Во время испытаний на Карельском перешейке танк был обстрелян бронебойными снарядами калибра 37 – 47 мм с дистанции 300 – 500 м. Было зафиксировано восемь попаданий: одно – в ствол 45-мм пушки, пять – в правый борт и по одному – в диск четвертого левого опорного катка и в гребень трака гусеницы. Во всех случаях броня не была пробита.
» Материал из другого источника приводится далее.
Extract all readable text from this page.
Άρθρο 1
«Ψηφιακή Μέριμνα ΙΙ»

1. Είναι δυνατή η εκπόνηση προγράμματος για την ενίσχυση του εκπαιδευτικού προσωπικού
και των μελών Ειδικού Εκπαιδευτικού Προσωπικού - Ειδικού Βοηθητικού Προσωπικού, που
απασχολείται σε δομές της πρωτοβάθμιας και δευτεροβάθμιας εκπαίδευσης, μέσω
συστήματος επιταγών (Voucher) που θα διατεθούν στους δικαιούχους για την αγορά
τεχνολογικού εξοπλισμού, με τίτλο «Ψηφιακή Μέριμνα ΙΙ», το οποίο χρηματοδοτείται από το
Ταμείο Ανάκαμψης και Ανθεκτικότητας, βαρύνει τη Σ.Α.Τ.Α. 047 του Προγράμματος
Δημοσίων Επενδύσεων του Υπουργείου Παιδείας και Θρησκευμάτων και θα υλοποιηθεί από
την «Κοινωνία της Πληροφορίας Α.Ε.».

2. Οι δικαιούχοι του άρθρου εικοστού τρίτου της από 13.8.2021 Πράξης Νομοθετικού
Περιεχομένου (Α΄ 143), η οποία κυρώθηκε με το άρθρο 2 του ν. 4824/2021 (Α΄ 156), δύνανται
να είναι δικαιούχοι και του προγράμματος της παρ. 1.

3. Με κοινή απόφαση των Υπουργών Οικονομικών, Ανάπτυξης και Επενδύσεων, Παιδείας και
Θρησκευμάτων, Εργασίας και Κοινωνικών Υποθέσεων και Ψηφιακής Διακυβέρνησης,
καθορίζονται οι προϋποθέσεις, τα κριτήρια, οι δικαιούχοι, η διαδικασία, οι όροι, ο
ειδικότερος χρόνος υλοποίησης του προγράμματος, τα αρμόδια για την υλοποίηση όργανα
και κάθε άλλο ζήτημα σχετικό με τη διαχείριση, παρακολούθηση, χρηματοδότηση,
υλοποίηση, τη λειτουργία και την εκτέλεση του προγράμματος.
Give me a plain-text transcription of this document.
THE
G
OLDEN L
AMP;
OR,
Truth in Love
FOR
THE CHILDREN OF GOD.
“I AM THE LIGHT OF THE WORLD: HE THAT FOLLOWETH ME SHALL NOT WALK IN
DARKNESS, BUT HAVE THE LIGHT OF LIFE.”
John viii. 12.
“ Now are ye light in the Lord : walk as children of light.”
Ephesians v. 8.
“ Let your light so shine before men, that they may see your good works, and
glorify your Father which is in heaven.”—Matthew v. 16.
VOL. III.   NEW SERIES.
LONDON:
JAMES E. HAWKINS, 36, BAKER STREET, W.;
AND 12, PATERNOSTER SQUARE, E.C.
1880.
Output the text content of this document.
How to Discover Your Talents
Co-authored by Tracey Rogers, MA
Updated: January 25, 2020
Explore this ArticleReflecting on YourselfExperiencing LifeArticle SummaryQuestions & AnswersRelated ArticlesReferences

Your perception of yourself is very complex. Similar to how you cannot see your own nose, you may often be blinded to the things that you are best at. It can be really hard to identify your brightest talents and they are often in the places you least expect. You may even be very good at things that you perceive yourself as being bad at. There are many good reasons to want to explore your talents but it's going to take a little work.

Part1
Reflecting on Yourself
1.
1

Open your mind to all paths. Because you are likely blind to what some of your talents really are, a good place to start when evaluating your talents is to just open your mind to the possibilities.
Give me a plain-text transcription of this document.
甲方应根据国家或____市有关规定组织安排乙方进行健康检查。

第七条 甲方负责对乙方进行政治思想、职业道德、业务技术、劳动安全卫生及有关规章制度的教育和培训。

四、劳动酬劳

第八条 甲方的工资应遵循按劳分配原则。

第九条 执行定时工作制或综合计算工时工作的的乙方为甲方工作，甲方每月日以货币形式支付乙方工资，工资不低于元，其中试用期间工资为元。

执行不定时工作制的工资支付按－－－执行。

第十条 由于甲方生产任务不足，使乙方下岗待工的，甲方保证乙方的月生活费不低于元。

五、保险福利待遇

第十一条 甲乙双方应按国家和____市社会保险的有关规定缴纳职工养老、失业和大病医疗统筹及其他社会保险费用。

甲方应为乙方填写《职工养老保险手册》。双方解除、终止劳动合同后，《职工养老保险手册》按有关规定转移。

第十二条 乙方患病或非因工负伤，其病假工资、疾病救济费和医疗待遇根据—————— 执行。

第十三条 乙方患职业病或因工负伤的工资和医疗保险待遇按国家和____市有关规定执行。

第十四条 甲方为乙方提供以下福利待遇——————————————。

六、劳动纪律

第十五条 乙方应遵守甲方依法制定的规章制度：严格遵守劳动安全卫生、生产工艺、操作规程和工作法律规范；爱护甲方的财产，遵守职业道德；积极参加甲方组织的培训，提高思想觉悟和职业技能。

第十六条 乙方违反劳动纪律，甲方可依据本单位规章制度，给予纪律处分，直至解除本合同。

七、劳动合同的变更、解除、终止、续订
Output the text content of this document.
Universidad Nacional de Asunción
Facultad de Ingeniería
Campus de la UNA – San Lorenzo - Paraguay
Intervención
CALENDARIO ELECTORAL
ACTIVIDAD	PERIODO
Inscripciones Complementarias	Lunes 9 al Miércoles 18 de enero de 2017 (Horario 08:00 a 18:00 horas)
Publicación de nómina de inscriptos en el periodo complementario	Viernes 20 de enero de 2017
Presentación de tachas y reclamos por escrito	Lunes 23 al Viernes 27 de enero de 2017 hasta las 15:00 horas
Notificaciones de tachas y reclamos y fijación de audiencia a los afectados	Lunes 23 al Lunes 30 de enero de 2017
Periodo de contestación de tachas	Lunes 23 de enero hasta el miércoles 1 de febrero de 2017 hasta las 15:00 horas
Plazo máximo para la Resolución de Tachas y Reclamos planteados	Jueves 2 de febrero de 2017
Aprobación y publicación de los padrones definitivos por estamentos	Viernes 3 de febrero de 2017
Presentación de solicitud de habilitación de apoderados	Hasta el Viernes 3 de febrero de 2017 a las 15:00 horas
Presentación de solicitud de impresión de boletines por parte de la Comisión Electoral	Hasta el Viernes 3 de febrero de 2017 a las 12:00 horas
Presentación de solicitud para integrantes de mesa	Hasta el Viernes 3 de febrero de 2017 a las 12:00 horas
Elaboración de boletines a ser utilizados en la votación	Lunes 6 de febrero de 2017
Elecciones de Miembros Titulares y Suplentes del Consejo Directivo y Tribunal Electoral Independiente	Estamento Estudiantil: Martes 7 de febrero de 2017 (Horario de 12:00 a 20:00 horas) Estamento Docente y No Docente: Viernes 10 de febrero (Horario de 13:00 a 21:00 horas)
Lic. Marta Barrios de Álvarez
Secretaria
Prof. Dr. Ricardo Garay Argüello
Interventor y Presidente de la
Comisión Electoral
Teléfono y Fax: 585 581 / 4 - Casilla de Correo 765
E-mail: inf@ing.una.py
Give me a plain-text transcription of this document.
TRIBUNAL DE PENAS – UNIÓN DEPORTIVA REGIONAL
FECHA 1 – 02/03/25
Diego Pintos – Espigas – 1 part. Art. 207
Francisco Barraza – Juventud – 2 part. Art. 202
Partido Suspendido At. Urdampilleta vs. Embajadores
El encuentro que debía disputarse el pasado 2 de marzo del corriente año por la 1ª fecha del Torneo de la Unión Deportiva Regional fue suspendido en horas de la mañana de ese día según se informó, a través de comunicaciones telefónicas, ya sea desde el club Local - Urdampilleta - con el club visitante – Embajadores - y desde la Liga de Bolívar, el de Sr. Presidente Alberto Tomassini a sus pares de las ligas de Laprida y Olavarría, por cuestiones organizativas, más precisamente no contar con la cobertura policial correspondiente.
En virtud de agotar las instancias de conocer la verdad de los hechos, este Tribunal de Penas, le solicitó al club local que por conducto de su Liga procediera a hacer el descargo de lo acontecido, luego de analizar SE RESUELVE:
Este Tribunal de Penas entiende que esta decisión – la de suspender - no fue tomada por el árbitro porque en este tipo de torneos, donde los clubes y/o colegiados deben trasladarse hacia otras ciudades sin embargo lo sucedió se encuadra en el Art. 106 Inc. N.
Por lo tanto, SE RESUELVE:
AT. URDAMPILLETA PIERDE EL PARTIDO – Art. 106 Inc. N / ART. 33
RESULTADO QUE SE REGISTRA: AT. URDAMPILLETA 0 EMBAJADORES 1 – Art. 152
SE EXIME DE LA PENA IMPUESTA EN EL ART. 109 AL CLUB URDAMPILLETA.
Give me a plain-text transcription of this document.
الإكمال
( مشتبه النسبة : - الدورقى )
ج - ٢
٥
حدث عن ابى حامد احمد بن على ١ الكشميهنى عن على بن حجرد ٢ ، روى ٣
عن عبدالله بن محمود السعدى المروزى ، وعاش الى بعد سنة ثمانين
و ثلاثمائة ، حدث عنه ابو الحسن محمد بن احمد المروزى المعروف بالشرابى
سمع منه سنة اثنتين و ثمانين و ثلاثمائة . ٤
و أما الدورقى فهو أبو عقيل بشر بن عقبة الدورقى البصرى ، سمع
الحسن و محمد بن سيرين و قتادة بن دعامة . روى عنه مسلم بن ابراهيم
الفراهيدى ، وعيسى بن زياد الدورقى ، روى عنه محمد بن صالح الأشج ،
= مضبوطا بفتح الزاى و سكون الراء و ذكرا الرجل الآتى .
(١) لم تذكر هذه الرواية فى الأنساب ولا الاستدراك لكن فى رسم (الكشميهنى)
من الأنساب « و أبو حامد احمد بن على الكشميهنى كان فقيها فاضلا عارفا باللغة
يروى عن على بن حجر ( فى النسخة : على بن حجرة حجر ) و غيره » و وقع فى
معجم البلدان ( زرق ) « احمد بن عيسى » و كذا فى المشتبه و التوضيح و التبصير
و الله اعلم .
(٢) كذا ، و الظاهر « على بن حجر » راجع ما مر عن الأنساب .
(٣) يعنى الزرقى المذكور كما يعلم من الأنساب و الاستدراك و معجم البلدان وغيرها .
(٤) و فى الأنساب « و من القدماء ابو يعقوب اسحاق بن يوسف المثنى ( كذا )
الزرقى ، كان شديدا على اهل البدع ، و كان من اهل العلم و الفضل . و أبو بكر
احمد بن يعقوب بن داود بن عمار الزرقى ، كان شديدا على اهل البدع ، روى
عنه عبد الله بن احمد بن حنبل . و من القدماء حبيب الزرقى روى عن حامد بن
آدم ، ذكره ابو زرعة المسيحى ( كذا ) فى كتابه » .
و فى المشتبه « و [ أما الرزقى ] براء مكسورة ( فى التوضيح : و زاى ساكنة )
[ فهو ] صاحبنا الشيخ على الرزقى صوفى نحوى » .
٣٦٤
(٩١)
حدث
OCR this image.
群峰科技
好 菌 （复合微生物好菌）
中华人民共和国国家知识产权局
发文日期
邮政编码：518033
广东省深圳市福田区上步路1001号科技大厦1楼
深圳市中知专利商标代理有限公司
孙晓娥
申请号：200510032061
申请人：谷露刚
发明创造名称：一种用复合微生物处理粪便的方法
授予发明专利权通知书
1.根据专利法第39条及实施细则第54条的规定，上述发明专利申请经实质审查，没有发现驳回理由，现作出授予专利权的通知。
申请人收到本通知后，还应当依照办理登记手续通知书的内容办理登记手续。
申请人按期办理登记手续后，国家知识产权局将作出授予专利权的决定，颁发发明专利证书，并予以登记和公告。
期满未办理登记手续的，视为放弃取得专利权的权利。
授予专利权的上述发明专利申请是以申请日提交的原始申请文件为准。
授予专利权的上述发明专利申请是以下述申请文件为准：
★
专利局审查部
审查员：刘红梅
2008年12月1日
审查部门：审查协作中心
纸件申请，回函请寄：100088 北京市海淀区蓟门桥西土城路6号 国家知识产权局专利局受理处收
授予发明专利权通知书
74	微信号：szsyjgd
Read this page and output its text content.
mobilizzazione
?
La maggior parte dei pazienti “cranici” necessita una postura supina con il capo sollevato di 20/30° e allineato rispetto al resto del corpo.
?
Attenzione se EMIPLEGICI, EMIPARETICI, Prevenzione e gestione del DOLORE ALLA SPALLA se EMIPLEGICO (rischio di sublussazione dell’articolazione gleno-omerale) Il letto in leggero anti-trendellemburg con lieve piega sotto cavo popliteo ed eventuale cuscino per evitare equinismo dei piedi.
Всего к 1 апреля 1940 года Т-100 прошел 1745 км, из них 315 км — во время боев на Карельском перешейке.
По итогам испытаний на вооружение танк принят не был и серийно не выпускался.
Полицейские ведут арестованную демонстрантку, схваченную во время столкновения фашистов и коммунистов. вызванного маршем, организованным британским фашистом Освальдом Мосли в лондонском Ист-Энде. 4 октября 1936 года.
4 октября 1936 года колонна активистов Британского союза фашистов Освальда Мосли решила пройти маршем через Ист-Энд — один из беднейших районов Лондона, в котором проживало много евреев. Для противодействия маршу на улицы Ист-Энда вышло несколько тысяч (называются числа до полумиллиона) местных жителей, включая еврейские и ирландские группы, а также активистов левых организаций (социалисты, коммунисты, троцкисты, анархисты). На улицах были сооружены несколько баррикад. Несмотря на попытки 10 000 полицейских (в том числе 4 000 конных полицейских) — а это было официально разрешенное мероприятие — прорвать баррикады и позволить фашистам пройти, марш был сорван.
Битва на Кейбл-стрит была существенным фактором, приведшим к принятию Закона о порядке в публичных местах (Public Order Act, 1936), который потребовал получения разрешения у полиции на проведение политических маршей и запретил ношение политической униформы в публичных местах. Считается, что это сыграло заметную роль в ослаблении влияния БСФ до Второй мировой войны.
Легкая советская САУ СУ-26 на позиции рядом с Домом Советов в Ленинграде. 1941 год.
Полуимпроизированные САУ были созданы на базе танков Т-26 и ХТ-130/133, на которых вместо башни монтировалась 76,2-мм полковая пушка обр. 1927 в открытой вращающейся на 360 градусов бронированной рубке. В 1941—1942 гг. в войска было передано 12 таких САУ, производство осуществлялось на ленинградском Заводе подъёмно-транспортных сооружений им. Кирова. В документах САУ также проходит под обозначениями: СУ-76, Т-26СУ и СУ-76П.